1. Definitions differ
So many definitions exist for blended learning that it makes research on its effectiveness difficult, said Chuck Dziuban, director of the Research Initiative for Teaching Effectiveness at the University of Central Florida. In a 2005 article Can 'Blended Learning' Be Redeemed?, Martin Oliver and Keith Trigwell concluded that "the term 'blended learning' is ill-defined and inconsistently used. Whilst its popularity is increasing, its clarity is not."
"With blended learning and research, we have a prototype, but the definition eludes us," Dziuban said in a session with three other panelists at the Blended Learning Conference and Workshop on July 8 in Denver.
The definition of blended learning should revolve around learning, not around the university, said Mark Brown, director of the National Institute for Digital Learning in Ireland and professor at Dublin City University, who gave a plenary talk at the conference on July 9. Institutional definitions focus on redesigning teaching and learning so that universities can be more effective, convenient and efficient.
This institutional focus is not good, and neither is a one-dimensional approach that only includes the integration of face-to-face and online learning. The definition issue is one reason Brown is critical of blended learning.
2. Model descriptions are incomplete
Car models come with complete descriptions, including physical features, engine specs and estimated miles per gallon. But blended learning models frequently come with just physical feature descriptions and don't include the pedagogical features, said Charles R. Graham, professor of instructional psychology and technology at Brigham Young University.
In the report Classifying K-12 Blended Learning, Michael B. Horn and Heather Staker categorize four blended learning models by physical features such as how students spend their time and where they spend it. The flexible model includes a customized, fluid schedule with mostly online learning and a face-to-face teacher, while the rotation model includes a fixed schedule of different learning modalities, which include online learning.
Because the pedagogical features aren't included in the model description and vary across campuses, it's hard to identify why student learning outcomes may change in blended learning initiatives, Graham said.
"As we start to focus our models more, it makes our ability to learn from what's actually happening in the classroom much better," Graham said. "We have to blend the core attributes of the physical layer with the core aspects of the pedagogical layer."
Dziuban added that researchers can fit any model to any data set that they have, but the key consideration is whether the data will fit models that someone else has.
"We are enamored with big data, and let me caution you, big data equals big noise," Dziuban said. "You have to be very very careful of that, otherwise you will find out that you are simply interpreting noise."
3. Transformative change does not happen
Blended learning is not disrupting the education process, so it's attractive and comfortable for administrators, Brown said. Many of them are paying lip service to the popular idea of blended learning, but aren't making real changes or asking what purpose blended learning serves.
"There's a lot of line dancing going on with blended learning, and I'm not seeing truly transformative outcomes," Brown said.
4. This concept is not new
Back in 1935, a professor had a blackboard, TV and transmitter to teach students outside the classroom. While the technology may be different, blended learning is not a new concept, even though it's being treated like one, Brown said.

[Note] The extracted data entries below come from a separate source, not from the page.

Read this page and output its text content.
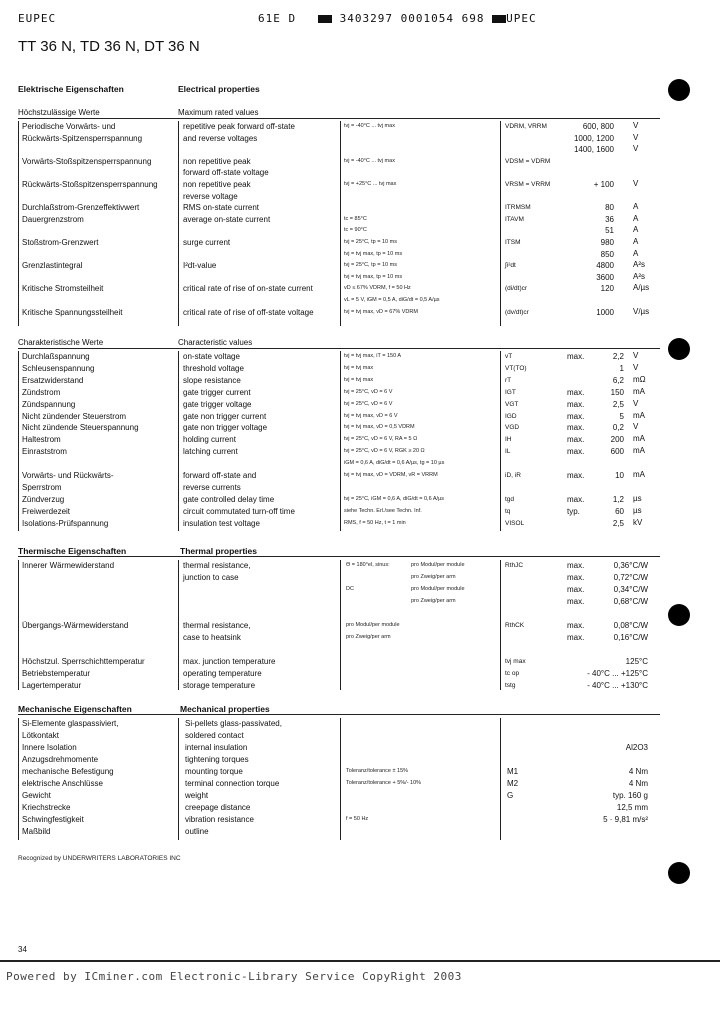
EUPEC	61E D	3403297 0001054 698 UPEC
TT 36 N, TD 36 N, DT 36 N
Elektrische Eigenschaften	Electrical properties
Höchstzulässige Werte	Maximum rated values
Periodische Vorwärts- und	repetitive peak forward off-state	tvj = -40°C ... tvj max	VDRM, VRRM	600, 800 V
Rückwärts-Spitzensperrspannung	and reverse voltages	1000, 1200 V
1400, 1600 V
Vorwärts-Stoßspitzensperrspannung	non repetitive peak	tvj = -40°C ... tvj max	VDSM = VDRM
forward off-state voltage
Rückwärts-Stoßspitzensperrspannung	non repetitive peak	tvj = +25°C ... tvj max	VRSM = VRRM	+ 100 V
reverse voltage
Durchlaßstrom-Grenzeffektivwert	RMS on-state current	ITRMSM	80 A
Dauergrenzstrom	average on-state current	tc = 85°C	ITAVM	36 A
tc = 90°C	51 A
Stoßstrom-Grenzwert	surge current	tvj = 25°C, tp = 10 ms	ITSM	980 A
tvj = tvj max, tp = 10 ms	850 A
Grenzlastintegral	I²dt-value	tvj = 25°C, tp = 10 ms	∫i²dt	4800 A²s
tvj = tvj max, tp = 10 ms	3600 A²s
Kritische Stromsteilheit	critical rate of rise of on-state current	vD ≤ 67% VDRM, f = 50 Hz	(di/dt)cr	120 A/µs
vL = 5 V, iGM = 0,5 A, diG/dt = 0,5 A/µs
Kritische Spannungssteilheit	critical rate of rise of off-state voltage	tvj = tvj max, vD = 67% VDRM	(dv/dt)cr	1000 V/µs
Charakteristische Werte	Characteristic values
Durchlaßspannung	on-state voltage	tvj = tvj max, iT = 150 A	vT	max.	2,2 V
Schleusenspannung	threshold voltage	tvj = tvj max	VT(TO)	1 V
Ersatzwiderstand	slope resistance	tvj = tvj max	rT	6,2 mΩ
Zündstrom	gate trigger current	tvj = 25°C, vD = 6 V	IGT	max.	150 mA
Zündspannung	gate trigger voltage	tvj = 25°C, vD = 6 V	VGT	max.	2,5 V
Nicht zündender Steuerstrom	gate non trigger current	tvj = tvj max, vD = 6 V	IGD	max.	5 mA
Nicht zündende Steuerspannung	gate non trigger voltage	tvj = tvj max, vD = 0,5 VDRM	VGD	max.	0,2 V
Haltestrom	holding current	tvj = 25°C, vD = 6 V, RA = 5 Ω	IH	max.	200 mA
Einraststrom	latching current	tvj = 25°C, vD = 6 V, RGK ≥ 20 Ω	IL	max.	600 mA
iGM = 0,6 A, diG/dt = 0,6 A/µs, tg = 10 µs
Vorwärts- und Rückwärts-	forward off-state and	tvj = tvj max, vD = VDRM, vR = VRRM	iD, iR	max.	10 mA
Sperrstrom	reverse currents
Zündverzug	gate controlled delay time	tvj = 25°C, iGM = 0,6 A, diG/dt = 0,6 A/µs	tgd	max.	1,2 µs
Freiwerdezeit	circuit commutated turn-off time	siehe Techn. Erl./see Techn. Inf.	tq	typ.	60 µs
Isolations-Prüfspannung	insulation test voltage	RMS, f = 50 Hz, t = 1 min	VISOL	2,5 kV
Thermische Eigenschaften	Thermal properties
Innerer Wärmewiderstand	thermal resistance,	Θ = 180°el, sinus:	pro Modul/per module	RthJC	max.	0,36°C/W
junction to case	pro Zweig/per arm	max.	0,72°C/W
DC	pro Modul/per module	max.	0,34°C/W
pro Zweig/per arm	max.	0,68°C/W
Übergangs-Wärmewiderstand	thermal resistance,	pro Modul/per module	RthCK	max.	0,08°C/W
case to heatsink	pro Zweig/per arm	max.	0,16°C/W
Höchstzul. Sperrschichttemperatur	max. junction temperature	tvj max	125°C
Betriebstemperatur	operating temperature	tc op	- 40°C ... +125°C
Lagertemperatur	storage temperature	tstg	- 40°C ... +130°C
Mechanische Eigenschaften	Mechanical properties
Si-Elemente glaspassiviert,	Si-pellets glass-passivated,
Lötkontakt	soldered contact
Innere Isolation	internal insulation	Al2O3
Anzugsdrehmomente	tightening torques
mechanische Befestigung	mounting torque	Toleranz/tolerance ± 15%	M1	4 Nm
elektrische Anschlüsse	terminal connection torque	Toleranz/tolerance + 5%/- 10%	M2	4 Nm
Gewicht	weight	G	typ. 160 g
Kriechstrecke	creepage distance	12,5 mm
Schwingfestigkeit	vibration resistance	f = 50 Hz	5 · 9,81 m/s²
Maßbild	outline
Recognized by UNDERWRITERS LABORATORIES INC
34
Powered by ICminer.com Electronic-Library Service CopyRight 2003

While these issues make research on the impact of blended learning more difficult, research should still be valued on campus, said Patsy Moskal, faculty research associate for the Research Initiative for Teaching Effectiveness at the University of Central Florida. Ongoing research for nearly two decades and an executive-level commitment to it has allowed Moskal and Dziuban to analyze trends on campus and provide insight to faculty development staff on a shoestring budget.

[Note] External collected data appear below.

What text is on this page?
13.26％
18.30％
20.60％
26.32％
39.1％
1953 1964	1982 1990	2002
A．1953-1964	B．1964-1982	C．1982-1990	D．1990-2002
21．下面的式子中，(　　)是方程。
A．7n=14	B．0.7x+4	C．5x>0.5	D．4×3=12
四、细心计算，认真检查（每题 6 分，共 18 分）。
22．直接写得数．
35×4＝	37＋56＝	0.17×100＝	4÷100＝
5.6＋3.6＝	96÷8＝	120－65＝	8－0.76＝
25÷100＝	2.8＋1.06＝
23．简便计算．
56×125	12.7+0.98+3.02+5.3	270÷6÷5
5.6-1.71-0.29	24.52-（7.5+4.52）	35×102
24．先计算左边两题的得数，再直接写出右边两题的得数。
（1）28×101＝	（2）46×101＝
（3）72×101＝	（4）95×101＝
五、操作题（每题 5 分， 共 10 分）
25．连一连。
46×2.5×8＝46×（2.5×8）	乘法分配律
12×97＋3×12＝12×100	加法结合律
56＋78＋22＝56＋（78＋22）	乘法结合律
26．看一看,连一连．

Data is especially important because it allows researchers to provide answers to people who ask things like, "Why do people withdraw from online classes?"
"What we must convince our colleagues and the people around the world is the fact that we have quality in these courses," Dziuban said.
While Dziuban suggested that groups of universities get together to publish studies on the quality of blended courses, all research doesn't have to involve large studies with high values, Graham said. Faculty members in each university can do design-based research in their own classes to identify the core attributes that impact student success. And if they do that every semester, course improvement will go up dramatically.
One of the areas that higher education can research and study is how technology such as online and blended learning can help more students earn their degrees quickly, said Anthony Picciano, professor and executive officer in the Ph.D. Program in Urban Education at the Graduate Center of the City University of New York. It will take creative technology use to alleviate some of these problems in higher education.
"Whatever you do, evaluate what it is that worked or didn't work, and you learn as much from what doesn't work as what did work."